# Reliance Broadband Wifi Issues. Please help.



## nattu123456 (Apr 28, 2012)

Hello All,

I am using Reliance Broadband Freedom 999 Plan with 12 MBPS speed. Since reliance gave me a direct LAN connection without ANY Wifi modem or ADSL Wifi modem, I bought a new Netgear Wireless N 150 Router WGR614 WGR 614 WiFi.

Now whenever I try to connect to internet USING the wifi modem, the internet works for first few minutes after I login but does not work after that. However after sometime internet starts working again. But its an excruciating wait for atleast 10-15 minutes before I am able to access internet again. This cycle goes on and on. I checked if I am able to access the admin login (by opening 192.168.1.1) of the wifi modem and it works

It works perfectly fine if I connect to internet directly through the LAN cable.

Please let me know if I need to make some configuration changes in the Netgear wireless modem.

Thanks,

Nattu


----------



## saswat23 (Apr 28, 2012)

Ask Reliance CC about this query.


----------



## nattu123456 (Apr 29, 2012)

saswat23 said:


> Ask Reliance CC about this query.



They won't help me. They ask me to contact Netgear's cc. This is foolish. I don't know what to do.


----------



## Renny (Apr 29, 2012)

What security standard are you using? (WEP, WPA2 ?) Which channel?


----------



## nattu123456 (Apr 29, 2012)

Xccentricity said:


> What security standard are you using? (WEP, WPA2 ?) Which channel?

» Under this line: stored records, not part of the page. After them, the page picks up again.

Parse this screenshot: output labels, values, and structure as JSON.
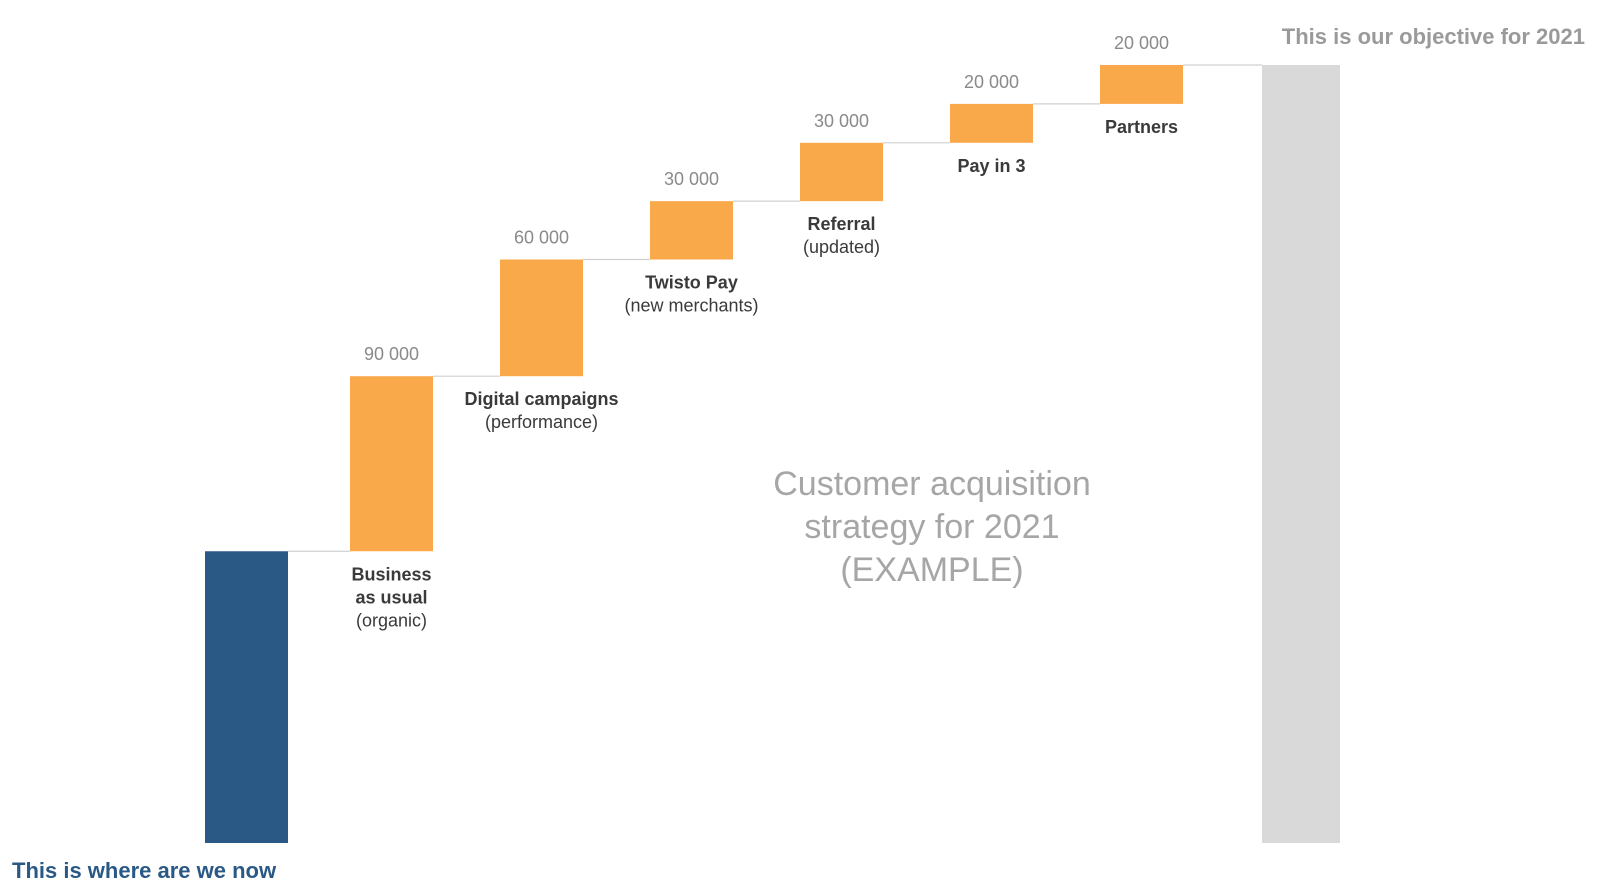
{
  "chart_data": {
    "type": "bar",
    "subtype": "waterfall",
    "title_lines": [
      "Customer acquisition",
      "strategy for 2021",
      "(EXAMPLE)"
    ],
    "xlabel": "",
    "ylabel": "",
    "grid": false,
    "legend": "none",
    "baseline": 150000,
    "steps": [
      {
        "name_lines": [
          "Business",
          "as usual"
        ],
        "sub": "(organic)",
        "value": 90000,
        "value_label": "90 000"
      },
      {
        "name_lines": [
          "Digital campaigns"
        ],
        "sub": "(performance)",
        "value": 60000,
        "value_label": "60 000"
      },
      {
        "name_lines": [
          "Twisto Pay"
        ],
        "sub": "(new merchants)",
        "value": 30000,
        "value_label": "30 000"
      },
      {
        "name_lines": [
          "Referral"
        ],
        "sub": "(updated)",
        "value": 30000,
        "value_label": "30 000"
      },
      {
        "name_lines": [
          "Pay in 3"
        ],
        "sub": "",
        "value": 20000,
        "value_label": "20 000"
      },
      {
        "name_lines": [
          "Partners"
        ],
        "sub": "",
        "value": 20000,
        "value_label": "20 000"
      }
    ],
    "total": 400000,
    "start_annotation": "This is where are we now",
    "end_annotation": "This is our objective for 2021",
    "colors": {
      "start": "#2b5986",
      "step": "#f9a84a",
      "total": "#d9d9d9",
      "connector": "#d0d0d0"
    }
  }
}
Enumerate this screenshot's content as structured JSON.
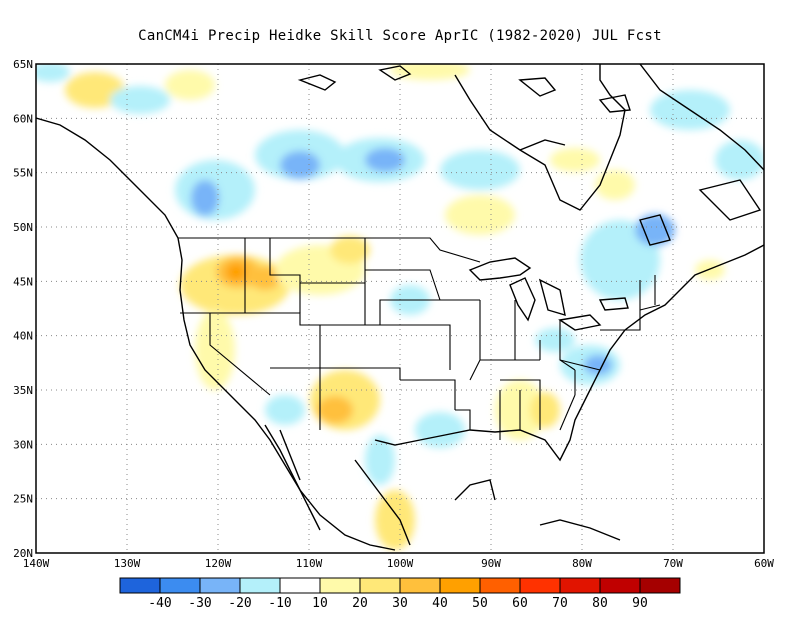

Security Standard - WPA-PSK TKIP
Channel - Auto (11)

Please help. I am using LAN chord and have two laptops, two smart phones and Samsung Smart TV. I am heavily dependent on WiFi. It seems I have made a big mistake by replacing Airtel with Reliance. But I was tempted by the great speed (12 MBPS with 25 GB data limit) 

Thanks,

Nattu


----------



## Blue Ripazah (May 3, 2012)

any help guys i am also facing the same issue


----------